The list was daunting.
"He broke down and started to cry," Coral Gables High coach Joe Montoya recalled. "I told him, 'If you really want to play, you have to do these things.'"
Frank Gore wanted to play football - that has never been in question.
Gore exhibits the same drive today as a second-year 49ers running back as when he was a junior in high school. He has overcome tremendous personal challenges to rank second in the NFL with 1,043 yards rushing, entering Sunday's game against the St. Louis Rams.
Gore set a 49ers-record with 212 rushing yards in a 20-14 victory against the Seattle Seahawks. He was named NFC offensive player of the week on Wednesday for the second time this season.
Yet, with all his natural ability and a relentless desire to maximize his football skills, Gore could have seen it all end after a record-setting high school career.
Gore was enrolled in special-education classes in English and math during his first two years at Coral Gables because of a learning disability, affecting his comprehension of written material.
Montoya knew if Gore did not make up credits from the two years of regular classes his missed, he would not qualify for college. His aspirations of a professional career would likely be finished.
"When he realized he was that far behind, Frank told me, 'I don't know if I can make up all this work,'" Montoya said. "I said, 'Yes, you can. You just have to take it one thing at a time.'"

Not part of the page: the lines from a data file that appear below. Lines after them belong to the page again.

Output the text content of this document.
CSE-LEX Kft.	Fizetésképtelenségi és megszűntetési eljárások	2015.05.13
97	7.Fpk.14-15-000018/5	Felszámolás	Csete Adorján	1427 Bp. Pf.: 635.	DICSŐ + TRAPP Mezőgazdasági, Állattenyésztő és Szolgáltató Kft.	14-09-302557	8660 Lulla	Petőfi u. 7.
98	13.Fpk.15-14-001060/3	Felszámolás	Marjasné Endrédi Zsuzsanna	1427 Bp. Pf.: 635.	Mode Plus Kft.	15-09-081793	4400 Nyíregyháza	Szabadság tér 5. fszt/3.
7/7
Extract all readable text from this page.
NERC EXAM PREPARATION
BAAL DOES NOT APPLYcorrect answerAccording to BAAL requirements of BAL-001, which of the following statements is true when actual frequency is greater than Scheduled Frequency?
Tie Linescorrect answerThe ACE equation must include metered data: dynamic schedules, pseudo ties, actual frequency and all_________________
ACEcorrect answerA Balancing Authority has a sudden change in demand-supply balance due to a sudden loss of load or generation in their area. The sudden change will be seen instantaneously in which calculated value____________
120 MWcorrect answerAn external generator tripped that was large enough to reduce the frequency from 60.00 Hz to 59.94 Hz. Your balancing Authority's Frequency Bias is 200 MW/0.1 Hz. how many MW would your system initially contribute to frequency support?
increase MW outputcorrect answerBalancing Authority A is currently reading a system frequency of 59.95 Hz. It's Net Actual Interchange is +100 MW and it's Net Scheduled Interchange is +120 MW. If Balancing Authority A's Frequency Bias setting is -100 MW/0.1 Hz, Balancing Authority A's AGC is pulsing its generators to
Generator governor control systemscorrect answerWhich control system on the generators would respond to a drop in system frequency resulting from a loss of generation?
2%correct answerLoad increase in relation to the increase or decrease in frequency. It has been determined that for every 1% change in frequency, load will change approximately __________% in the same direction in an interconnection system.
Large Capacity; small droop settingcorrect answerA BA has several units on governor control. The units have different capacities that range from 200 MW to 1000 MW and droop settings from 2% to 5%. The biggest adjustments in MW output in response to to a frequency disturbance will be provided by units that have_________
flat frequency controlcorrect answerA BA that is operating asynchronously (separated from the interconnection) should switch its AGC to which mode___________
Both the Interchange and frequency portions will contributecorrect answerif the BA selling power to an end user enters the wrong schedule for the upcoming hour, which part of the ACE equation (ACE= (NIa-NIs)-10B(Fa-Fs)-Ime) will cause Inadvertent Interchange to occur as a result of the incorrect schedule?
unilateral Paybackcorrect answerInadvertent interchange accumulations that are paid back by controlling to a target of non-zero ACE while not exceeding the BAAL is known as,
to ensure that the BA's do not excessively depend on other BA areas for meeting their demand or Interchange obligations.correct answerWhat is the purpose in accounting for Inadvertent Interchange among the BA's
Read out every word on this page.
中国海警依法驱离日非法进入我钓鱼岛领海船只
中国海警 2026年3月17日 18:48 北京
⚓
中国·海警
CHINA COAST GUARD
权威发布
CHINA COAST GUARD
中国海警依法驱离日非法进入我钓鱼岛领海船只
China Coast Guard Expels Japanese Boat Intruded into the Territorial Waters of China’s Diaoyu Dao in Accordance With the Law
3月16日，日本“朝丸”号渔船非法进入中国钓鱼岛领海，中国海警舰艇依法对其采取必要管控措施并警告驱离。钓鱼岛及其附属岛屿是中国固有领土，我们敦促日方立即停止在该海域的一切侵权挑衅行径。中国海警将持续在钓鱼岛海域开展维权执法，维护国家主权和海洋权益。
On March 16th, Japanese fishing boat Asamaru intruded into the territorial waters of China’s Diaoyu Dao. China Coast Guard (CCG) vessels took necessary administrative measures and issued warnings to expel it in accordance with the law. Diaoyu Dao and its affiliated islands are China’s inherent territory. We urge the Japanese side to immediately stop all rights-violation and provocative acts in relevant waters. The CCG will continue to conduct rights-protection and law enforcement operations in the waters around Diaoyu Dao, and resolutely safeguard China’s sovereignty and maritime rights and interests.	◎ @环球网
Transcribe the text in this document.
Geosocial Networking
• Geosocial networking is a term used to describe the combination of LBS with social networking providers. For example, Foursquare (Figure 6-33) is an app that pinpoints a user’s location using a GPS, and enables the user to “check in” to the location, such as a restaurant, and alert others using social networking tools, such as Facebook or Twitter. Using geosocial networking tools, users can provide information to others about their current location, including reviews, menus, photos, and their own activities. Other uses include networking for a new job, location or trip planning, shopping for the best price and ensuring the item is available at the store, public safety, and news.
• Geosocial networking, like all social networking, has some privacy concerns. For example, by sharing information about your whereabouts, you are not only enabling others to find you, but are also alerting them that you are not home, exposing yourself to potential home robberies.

Gore spent countless hours in night school and summer classes the next two years. There were times when Gore showed up late for football practice or had to leave early. Other times, he missed practices entirely when there were conflicts with his studies.
He entered high school with a reported third-grade reading level, but after an intense two years of work, Gore's reading skills had risen to 10th-grade level.
"I worked hard at it, and I had a lot of people help me," Gore said. "I went to a tutor and everything."
All the while, Gore lived in one of the roughest neighborhoods of Miami with his mother, Liz, a single mother of three who was battling kidney disease and had started dialysis treatments.
"He went through a lot and you could tell that it bothered him at times," Montoya said. "But his way out of everything would be to go to the field and just play and practice. That's how he dealt with it."
Through all the turmoil, Gore established himself as perhaps the greatest high-school running back South Florida has ever seen. He set a Dade County records with 2,953 yards and 34 touchdowns as a senior.
"We would run certain plays, traps and counters, and Frank would see it, hit it, turn the corner and ... see ya," Montoya said.
Gore turned down scholarships to several major NCAA Division I schools that were better equipped to handle his academic challenges, Montoya said. Gore decided on the University of Miami, so he could remain at home to assist his mother.